Digital Room Correction: Where in the chain?


I’ve been contemplating the purchase of the McIntosh MEN220. I have a challenging room, and I’ve done my best with equipment placement, furnishings, and room treatments. My listening is 80% digital (streaming and discs), 20% vinyl. My digital chain is Roon/Qobuz, Lumin U2 Mini, Denafrips Pontus II 15th, McIntosh C-53, MC312, B&W702 S3 and REL T/7x. Transport is the MCT500 to the C-53 via din connector.


My hesitation is that the MEN220 requires an analog to digital to analog conversion. It seems like it would be best to apply any and all DSP in the upstream digital before my respectable DAC does the conversion.  Is this midstream ADA negating my digital front end? Is there inherent loss in the extra conversion cycle?  Or am I thinking about this wrong?

mattsca

Showing 1 response by mapman

Yes looks like that particular device is analog in and out only, so that’s how it works.
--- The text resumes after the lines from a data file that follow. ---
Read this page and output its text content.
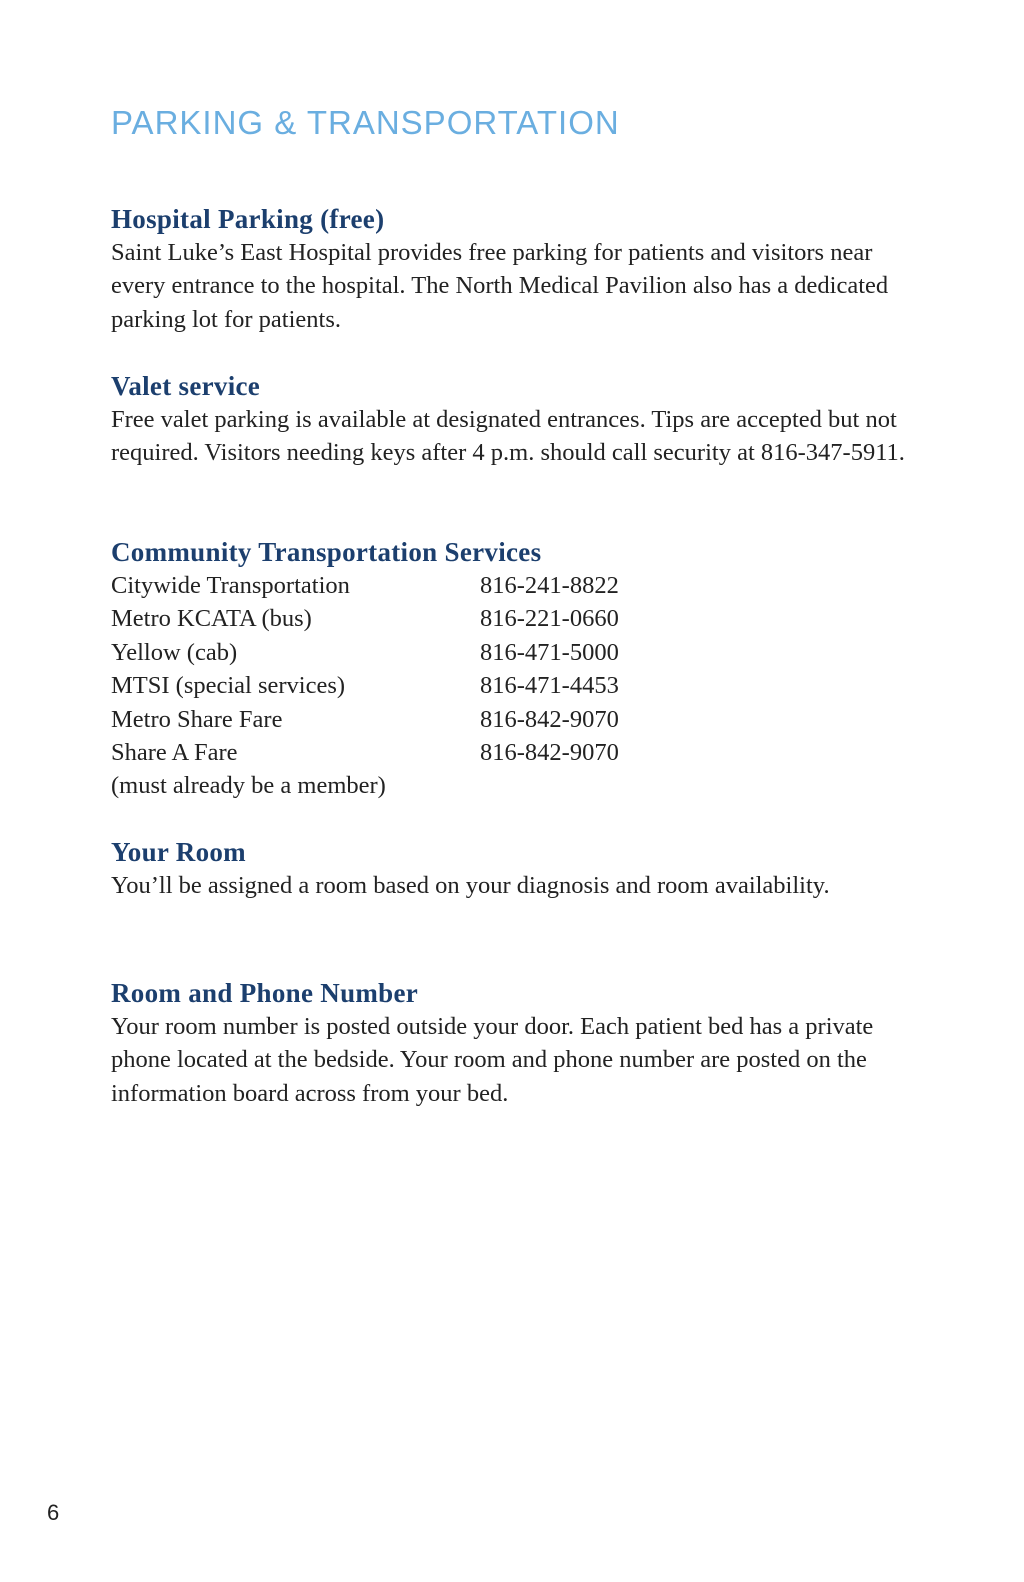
PARKING & TRANSPORTATION
Hospital Parking (free)

Saint Luke’s East Hospital provides free parking for patients and visitors near every entrance to the hospital. The North Medical Pavilion also has a dedicated parking lot for patients.

Valet service

Free valet parking is available at designated entrances. Tips are accepted but not required. Visitors needing keys after 4 p.m. should call security at 816-347-5911.

Community Transportation Services
Citywide Transportation	816-241-8822
Metro KCATA (bus)	816-221-0660
Yellow (cab)	816-471-5000
MTSI (special services)	816-471-4453
Metro Share Fare	816-842-9070
Share A Fare	816-842-9070
(must already be a member)
Your Room

You’ll be assigned a room based on your diagnosis and room availability.

Room and Phone Number

Your room number is posted outside your door. Each patient bed has a private phone located at the bedside. Your room and phone number are posted on the information board across from your bed.

6
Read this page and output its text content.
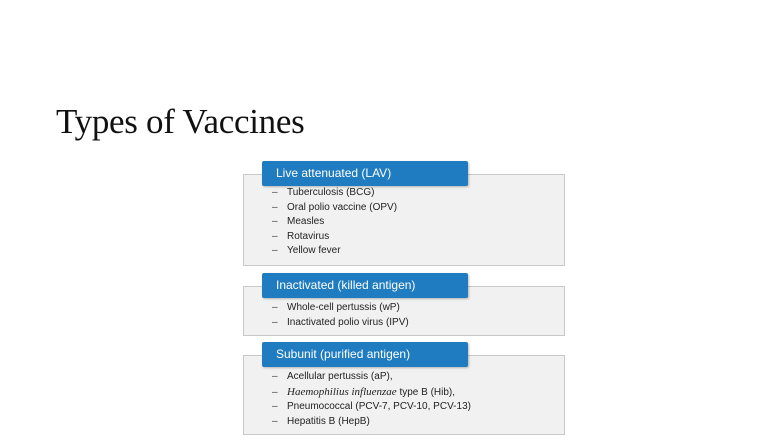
Types of Vaccines
Live attenuated (LAV)
– Tuberculosis (BCG)
– Oral polio vaccine (OPV)
– Measles
– Rotavirus
– Yellow fever
Inactivated (killed antigen)
– Whole-cell pertussis (wP)
– Inactivated polio virus (IPV)
Subunit (purified antigen)
– Acellular pertussis (aP),
– Haemophilius influenzae type B (Hib),
– Pneumococcal (PCV-7, PCV-10, PCV-13)
– Hepatitis B (HepB)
You will have to try it and assess the results.  

Room correction is a must tweak for most any case where one expects best results with given acoustics, so doing it is a no brainer IMHO.   I’m confident the Mac device will do it well including A/D and D/A conversions needed. 
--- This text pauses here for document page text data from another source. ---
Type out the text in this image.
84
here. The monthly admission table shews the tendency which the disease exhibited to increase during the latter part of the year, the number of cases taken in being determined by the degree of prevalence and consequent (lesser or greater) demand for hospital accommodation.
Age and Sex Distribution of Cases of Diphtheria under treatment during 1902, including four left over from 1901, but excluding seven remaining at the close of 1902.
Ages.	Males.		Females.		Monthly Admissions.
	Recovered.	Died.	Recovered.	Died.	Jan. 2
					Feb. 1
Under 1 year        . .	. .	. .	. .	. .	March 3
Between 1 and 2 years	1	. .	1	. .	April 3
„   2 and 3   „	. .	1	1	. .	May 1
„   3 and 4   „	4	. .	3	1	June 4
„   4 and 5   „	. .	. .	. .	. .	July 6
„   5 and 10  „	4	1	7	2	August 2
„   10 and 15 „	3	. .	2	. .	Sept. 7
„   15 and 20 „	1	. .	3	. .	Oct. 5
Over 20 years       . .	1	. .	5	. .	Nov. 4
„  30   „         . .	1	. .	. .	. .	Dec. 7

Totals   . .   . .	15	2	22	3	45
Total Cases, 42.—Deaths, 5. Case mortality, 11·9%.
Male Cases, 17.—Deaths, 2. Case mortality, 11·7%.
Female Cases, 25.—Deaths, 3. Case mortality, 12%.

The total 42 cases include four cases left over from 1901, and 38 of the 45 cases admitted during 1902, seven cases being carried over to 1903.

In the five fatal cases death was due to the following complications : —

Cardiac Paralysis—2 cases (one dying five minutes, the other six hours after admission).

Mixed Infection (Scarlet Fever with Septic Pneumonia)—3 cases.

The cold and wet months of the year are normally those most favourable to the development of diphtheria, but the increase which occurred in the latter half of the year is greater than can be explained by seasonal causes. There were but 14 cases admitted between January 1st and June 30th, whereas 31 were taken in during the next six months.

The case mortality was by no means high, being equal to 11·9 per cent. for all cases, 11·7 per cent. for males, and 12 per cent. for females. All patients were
If you have analog  sources (phono, tape) this is pretty much the only way to roll!

I think you are on a good path, just do it right.  Good luck!

FWIW I have both analog and digital sources but do almost all my playback via streamer.  I convert analog vinyl and tape to digital using Audacity freeware (play once, stream many) and have no issues with the results compared to original analog source. The digital conversion captures all the nuances of the analog source perfectly.    Then I use Roon DSP for 1) room correction + 2) tweak the sound to my personal preference in each of several rooms in my house.   So been there done it and the results are beyond anything practically achievable in lieu of DSP.  I get every room tuned in perfectly to my ears which is a wonderful thing.